Once validation is complete, production rollout should begin in stages rather than all at once.  

It is precisely because this process is difficult to implement and time-consuming to maintain that events like those from July 2024 occur, or worse, that organizations fall victim to exploitation through known vulnerabilities.

How ThreatLocker secures patch management

At ThreatLocker, this approach is implemented through structured update channels. Each agent release undergoes vigorous testing before being deployed internally. After passing internal validation, it is promoted to beta and distributed across the following channels:

• Pre-releases
  Once an agent update enters beta, groups set to the Pre-releases update channel will slowly receive the update, enabling early-stage validation in controlled environments. ‍
• Expedited
  After an update has successfully completed all beta testing and is released to production, computer groups set to the Expedited update channel will begin receiving the update. ‍
• Regular (Default)
  After the Expedited rollout, computer groups set to the Regular update channel will begin receiving the update. ‍
• Slow and Steady
  Once the Regular group is finished updating to the newest stable build, endpoints in the Slow and Steady update channel begin receiving updates to the previous stable build.  ‍
• Manual Updates
  Computer groups set to the Manual Updates channel will not be updated automatically, providing full administrative control over when updates are applied.

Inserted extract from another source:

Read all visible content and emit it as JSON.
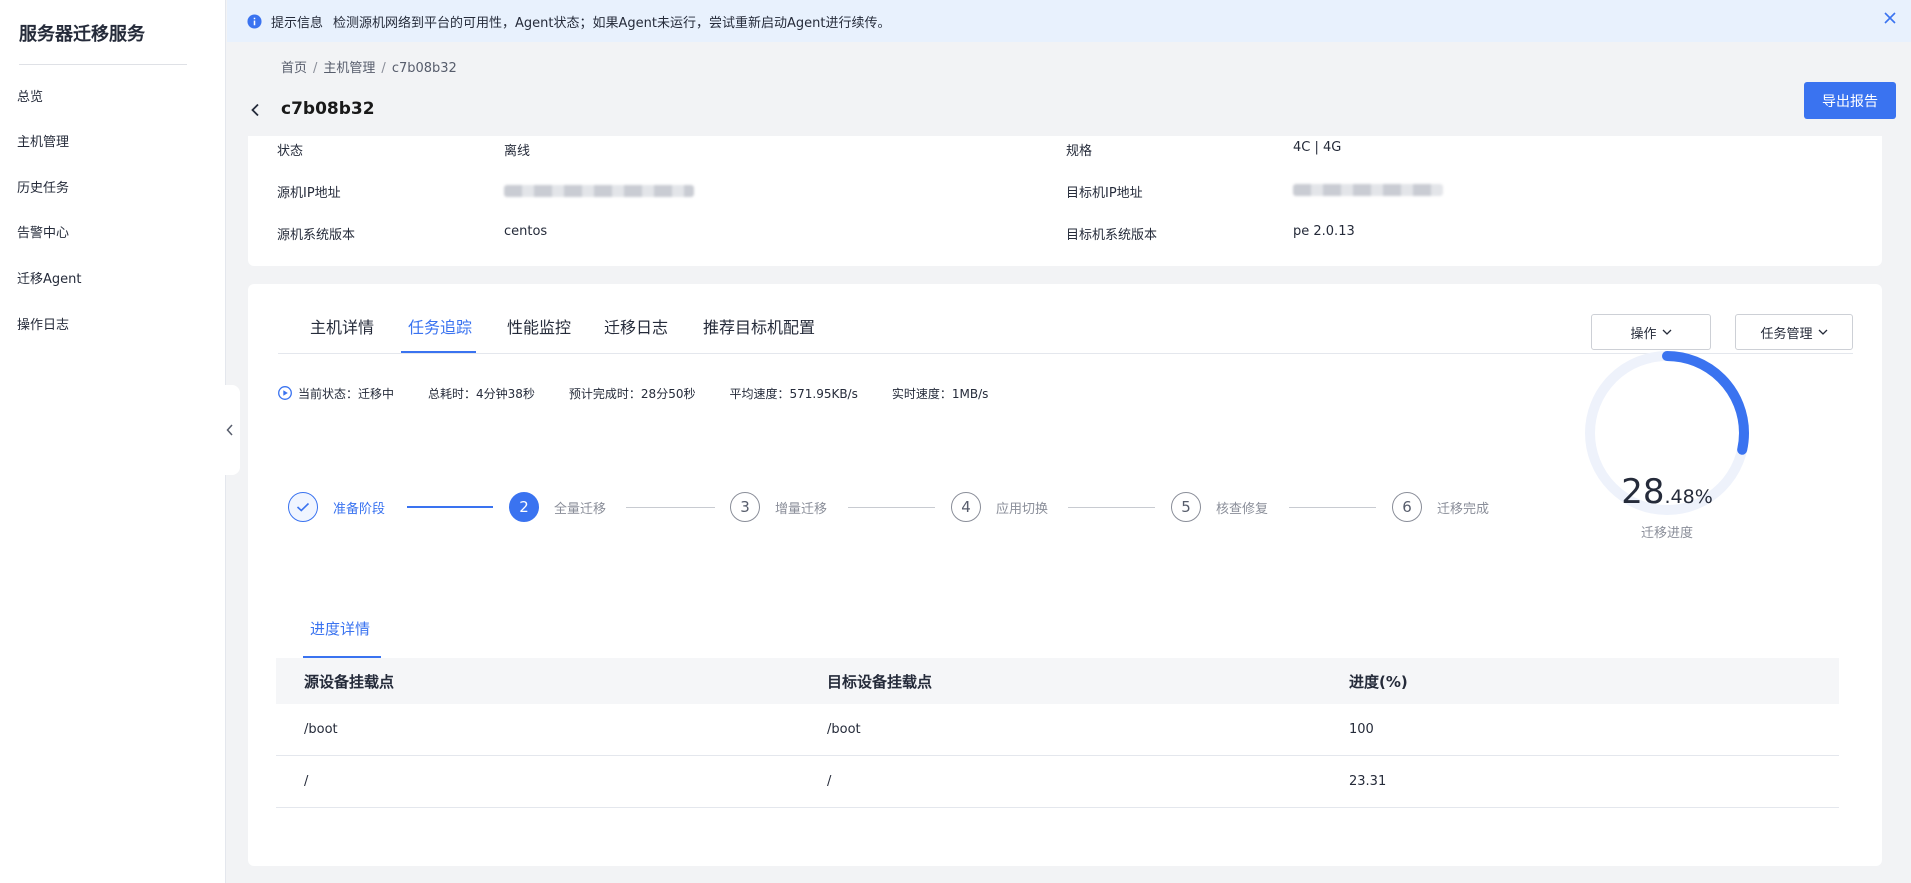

This tiered approach enables organizations to implement effective change control, balancing security, stability, and operational risk.

In addition, ThreatLocker offers Patch Management capabilities designed to support change control strategies across organizations of all sizes.  

In today’s threat landscape, effective change management is no longer just an operational best practice. It is a critical component of an organization’s security posture.